Performance of extended and unscented Kalman filters for state and parameter estimation of a greenhouse climate model

In dynamic modeling of the greenhouse climate, prediction errors are a significant issue due to uncertainties in initial state values, input variables, model parameters and model structure, all propagating in time in a nonlinear way. We investigated a data assimilation approach using two non-linear Kalman filters in light of prediction uncertainty. An extended (EKF) and an unscented (UKF) Kalman filters were designed to estimate climate states, and also both the states and model parameters. The states to be estimated were air temperature, absolute humidity and carbon dioxide concentration inside a greenhouse. Year round measurements from a Dutch greenhouse with a rose crop were used. The dynamic model was first calibrated manually by estimating ten of its parameters.
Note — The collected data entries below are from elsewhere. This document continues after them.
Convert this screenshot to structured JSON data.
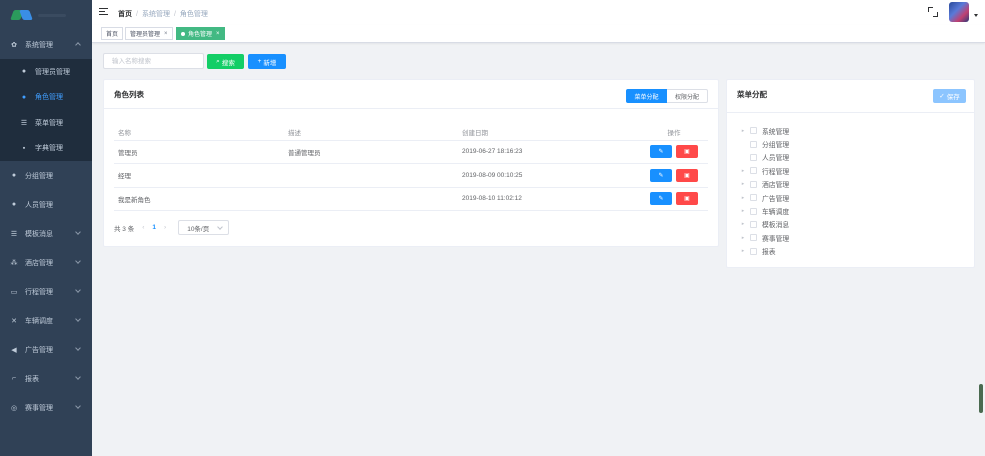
{
  "breadcrumb": [
    "首页",
    "系统管理",
    "角色管理"
  ],
  "sidebar": {
    "items": [
      {
        "label": "系统管理",
        "icon": "gear-icon",
        "open": true,
        "children": [
          {
            "label": "管理员管理",
            "icon": "user-icon",
            "active": false
          },
          {
            "label": "角色管理",
            "icon": "user-icon",
            "active": true
          },
          {
            "label": "菜单管理",
            "icon": "list-icon",
            "active": false
          },
          {
            "label": "字典管理",
            "icon": "book-icon",
            "active": false
          }
        ]
      },
      {
        "label": "分组管理",
        "icon": "user-icon"
      },
      {
        "label": "人员管理",
        "icon": "user-icon"
      },
      {
        "label": "模板消息",
        "icon": "list-icon"
      },
      {
        "label": "酒店管理",
        "icon": "tree-icon"
      },
      {
        "label": "行程管理",
        "icon": "calendar-icon"
      },
      {
        "label": "车辆调度",
        "icon": "tools-icon"
      },
      {
        "label": "广告管理",
        "icon": "megaphone-icon"
      },
      {
        "label": "报表",
        "icon": "chart-icon"
      },
      {
        "label": "赛事管理",
        "icon": "trophy-icon"
      }
    ]
  },
  "tags": [
    {
      "label": "首页",
      "closable": false,
      "active": false
    },
    {
      "label": "管理员管理",
      "closable": true,
      "active": false
    },
    {
      "label": "角色管理",
      "closable": true,
      "active": true
    }
  ],
  "search": {
    "placeholder": "输入名称搜索",
    "search_label": "搜索",
    "add_label": "新增"
  },
  "role_list": {
    "title": "角色列表",
    "toggle": [
      "菜单分配",
      "权限分配"
    ],
    "columns": [
      "名称",
      "描述",
      "创建日期",
      "操作"
    ],
    "rows": [
      {
        "name": "管理员",
        "desc": "普通管理员",
        "date": "2019-06-27 18:16:23"
      },
      {
        "name": "经理",
        "desc": "",
        "date": "2019-08-09 00:10:25"
      },
      {
        "name": "我是新角色",
        "desc": "",
        "date": "2019-08-10 11:02:12"
      }
    ],
    "pager": {
      "total_label": "共 3 条",
      "current": "1",
      "size_label": "10条/页"
    }
  },
  "menu_assign": {
    "title": "菜单分配",
    "save_label": "保存",
    "tree": [
      {
        "label": "系统管理",
        "expandable": true
      },
      {
        "label": "分组管理",
        "expandable": false
      },
      {
        "label": "人员管理",
        "expandable": false
      },
      {
        "label": "行程管理",
        "expandable": true
      },
      {
        "label": "酒店管理",
        "expandable": true
      },
      {
        "label": "广告管理",
        "expandable": true
      },
      {
        "label": "车辆调度",
        "expandable": true
      },
      {
        "label": "模板消息",
        "expandable": true
      },
      {
        "label": "赛事管理",
        "expandable": true
      },
      {
        "label": "报表",
        "expandable": true
      }
    ]
  },
  "colors": {
    "sidebar_bg": "#304156",
    "primary": "#1890ff",
    "success": "#13ce66",
    "danger": "#ff4949",
    "tag_active": "#42b983"
  }
}
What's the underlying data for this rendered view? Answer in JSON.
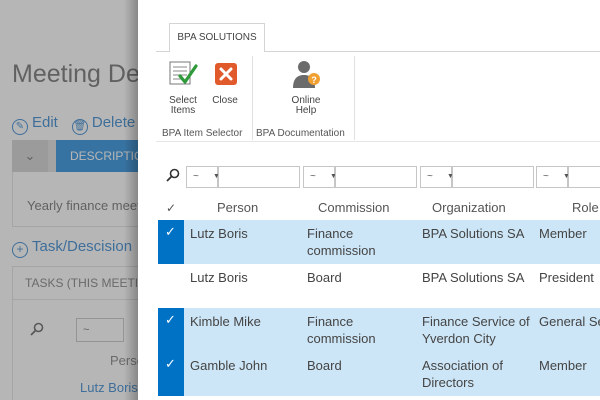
{
  "background": {
    "title": "Meeting De",
    "edit_label": "Edit",
    "delete_label": "Delete",
    "description_label": "DESCRIPTION",
    "description_text": "Yearly finance meet",
    "task_label": "Task/Descision",
    "tasks_header": "TASKS (THIS MEETING",
    "filter_value": "~",
    "person_label": "Perso",
    "first_person": "Lutz Boris"
  },
  "ribbon": {
    "tab_label": "BPA SOLUTIONS",
    "buttons": {
      "select_items": "Select Items",
      "close": "Close",
      "online_help": "Online Help"
    },
    "groups": {
      "item_selector": "BPA Item Selector",
      "documentation": "BPA Documentation"
    }
  },
  "filters": {
    "operator": "~"
  },
  "grid": {
    "columns": [
      "Person",
      "Commission",
      "Organization",
      "Role"
    ],
    "rows": [
      {
        "selected": true,
        "person": "Lutz Boris",
        "commission": "Finance commission",
        "organization": "BPA Solutions SA",
        "role": "Member"
      },
      {
        "selected": false,
        "person": "Lutz Boris",
        "commission": "Board",
        "organization": "BPA Solutions SA",
        "role": "President"
      },
      {
        "selected": true,
        "person": "Kimble Mike",
        "commission": "Finance commission",
        "organization": "Finance Service of Yverdon City",
        "role": "General Se"
      },
      {
        "selected": true,
        "person": "Gamble John",
        "commission": "Board",
        "organization": "Association of Directors",
        "role": "Member"
      }
    ]
  },
  "colors": {
    "accent": "#0072c6",
    "selected_row": "#cde6f7",
    "close_icon": "#e05a2b",
    "help_icon": "#f0a030"
  }
}
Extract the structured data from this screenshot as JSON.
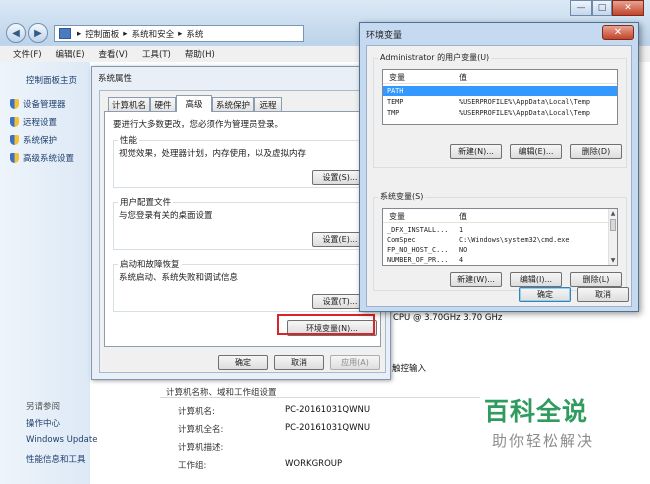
{
  "window": {
    "breadcrumb": [
      "控制面板",
      "系统和安全",
      "系统"
    ],
    "menubar": [
      "文件(F)",
      "编辑(E)",
      "查看(V)",
      "工具(T)",
      "帮助(H)"
    ],
    "controls": [
      "—",
      "□",
      "✕"
    ]
  },
  "sidebar": {
    "home": "控制面板主页",
    "items": [
      "设备管理器",
      "远程设置",
      "系统保护",
      "高级系统设置"
    ],
    "also_see": "另请参阅",
    "bottom_links": [
      "操作中心",
      "Windows Update",
      "性能信息和工具"
    ]
  },
  "system_info": {
    "cpu": "CPU @ 3.70GHz   3.70 GHz",
    "touch": "触控输入",
    "section_title": "计算机名称、域和工作组设置",
    "rows": [
      {
        "label": "计算机名:",
        "value": "PC-20161031QWNU"
      },
      {
        "label": "计算机全名:",
        "value": "PC-20161031QWNU"
      },
      {
        "label": "计算机描述:",
        "value": ""
      },
      {
        "label": "工作组:",
        "value": "WORKGROUP"
      }
    ]
  },
  "system_properties": {
    "title": "系统属性",
    "tabs": [
      "计算机名",
      "硬件",
      "高级",
      "系统保护",
      "远程"
    ],
    "active_tab": "高级",
    "admin_note": "要进行大多数更改，您必须作为管理员登录。",
    "groups": [
      {
        "title": "性能",
        "desc": "视觉效果，处理器计划，内存使用，以及虚拟内存",
        "button": "设置(S)..."
      },
      {
        "title": "用户配置文件",
        "desc": "与您登录有关的桌面设置",
        "button": "设置(E)..."
      },
      {
        "title": "启动和故障恢复",
        "desc": "系统启动、系统失败和调试信息",
        "button": "设置(T)..."
      }
    ],
    "env_button": "环境变量(N)...",
    "ok": "确定",
    "cancel": "取消",
    "apply": "应用(A)"
  },
  "env_vars": {
    "title": "环境变量",
    "close": "✕",
    "user_group_title": "Administrator 的用户变量(U)",
    "col_var": "变量",
    "col_val": "值",
    "user_vars": [
      {
        "name": "PATH",
        "value": ""
      },
      {
        "name": "TEMP",
        "value": "%USERPROFILE%\\AppData\\Local\\Temp"
      },
      {
        "name": "TMP",
        "value": "%USERPROFILE%\\AppData\\Local\\Temp"
      }
    ],
    "user_buttons": [
      "新建(N)...",
      "编辑(E)...",
      "删除(D)"
    ],
    "sys_group_title": "系统变量(S)",
    "sys_vars": [
      {
        "name": "_DFX_INSTALL...",
        "value": "1"
      },
      {
        "name": "ComSpec",
        "value": "C:\\Windows\\system32\\cmd.exe"
      },
      {
        "name": "FP_NO_HOST_C...",
        "value": "NO"
      },
      {
        "name": "NUMBER_OF_PR...",
        "value": "4"
      }
    ],
    "sys_buttons": [
      "新建(W)...",
      "编辑(I)...",
      "删除(L)"
    ],
    "ok": "确定",
    "cancel": "取消"
  },
  "watermark": {
    "title": "百科全说",
    "subtitle": "助你轻松解决"
  }
}
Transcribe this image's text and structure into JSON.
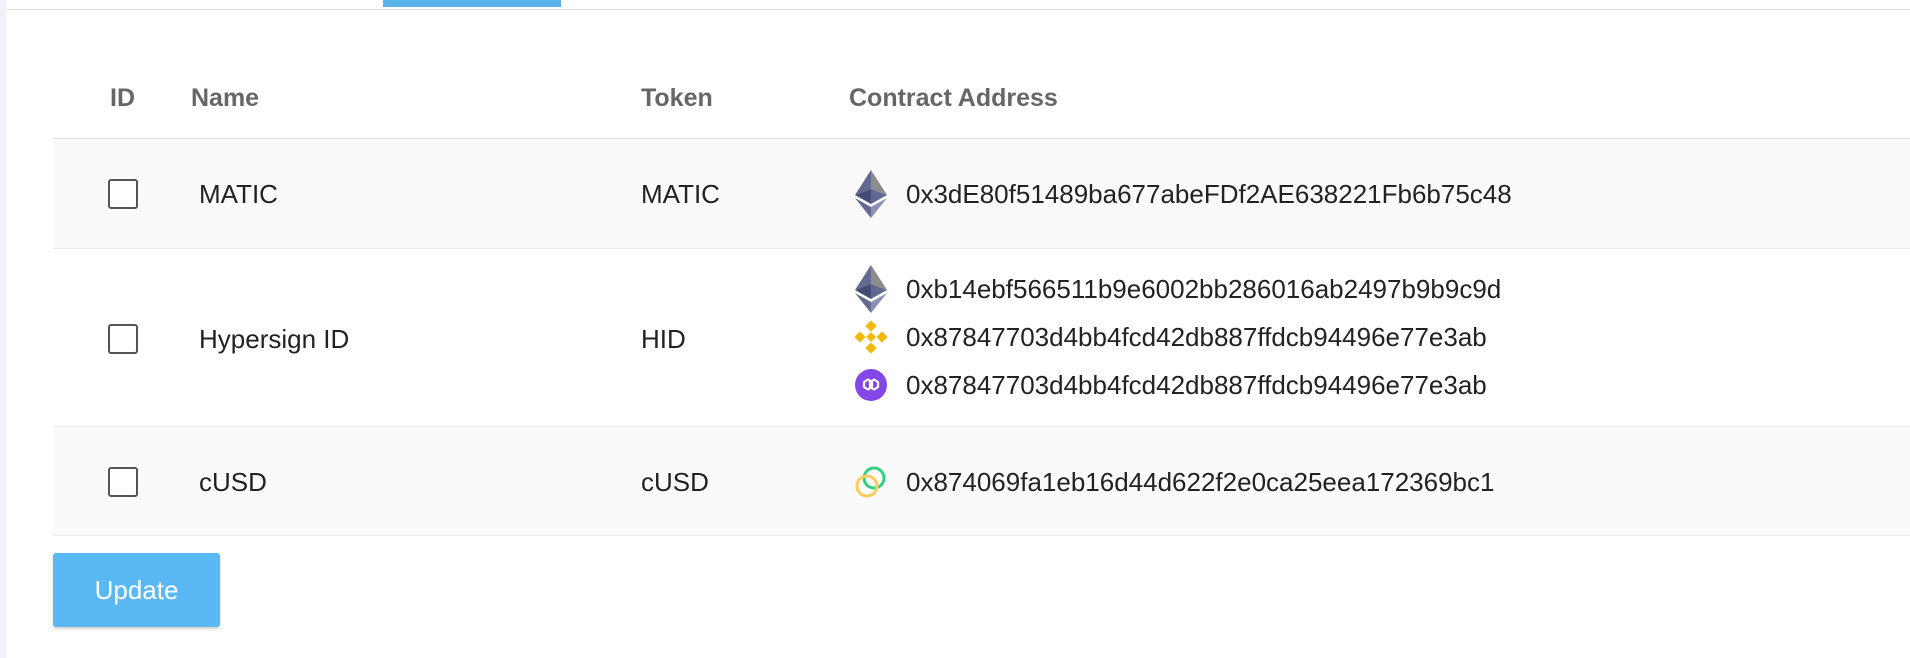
{
  "table": {
    "headers": {
      "id": "ID",
      "name": "Name",
      "token": "Token",
      "contract_address": "Contract Address"
    },
    "rows": [
      {
        "checked": false,
        "name": "MATIC",
        "token": "MATIC",
        "addresses": [
          {
            "chain_icon": "ethereum-icon",
            "address": "0x3dE80f51489ba677abeFDf2AE638221Fb6b75c48"
          }
        ]
      },
      {
        "checked": false,
        "name": "Hypersign ID",
        "token": "HID",
        "addresses": [
          {
            "chain_icon": "ethereum-icon",
            "address": "0xb14ebf566511b9e6002bb286016ab2497b9b9c9d"
          },
          {
            "chain_icon": "binance-icon",
            "address": "0x87847703d4bb4fcd42db887ffdcb94496e77e3ab"
          },
          {
            "chain_icon": "polygon-icon",
            "address": "0x87847703d4bb4fcd42db887ffdcb94496e77e3ab"
          }
        ]
      },
      {
        "checked": false,
        "name": "cUSD",
        "token": "cUSD",
        "addresses": [
          {
            "chain_icon": "celo-icon",
            "address": "0x874069fa1eb16d44d622f2e0ca25eea172369bc1"
          }
        ]
      }
    ]
  },
  "actions": {
    "update_label": "Update"
  },
  "colors": {
    "accent": "#5ab8f4",
    "tab_indicator": "#5ab2ea",
    "binance": "#f0b90b",
    "polygon": "#8247e5",
    "celo_green": "#35d07f",
    "celo_gold": "#fbcc5c"
  }
}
Uncertainties of the measurements needed for designing EKF and UKF were specified via literature sources whereas the uncertainties related to the process were tuned. Both filters increased the model predictive power several orders of magnitude with respect to mean squared error (MSE) statistics and one order of magnitude with respect to mean absolute error (MAE) analyzed during autumn-winter and spring-summer seasons when only the model states were estimated. However, no improvement on the one step ahead state predictions were achieved when both states and model parameters were estimated by both nonlinear filters. Results showed that data assimilation based on nonlinear Kalman filters is advantageous over data assimilation that uses only model calibration. Therefore, improved model of the greenhouse climate by data assimilation can be used in controlling and optimizing more efficiently the greenhouse system.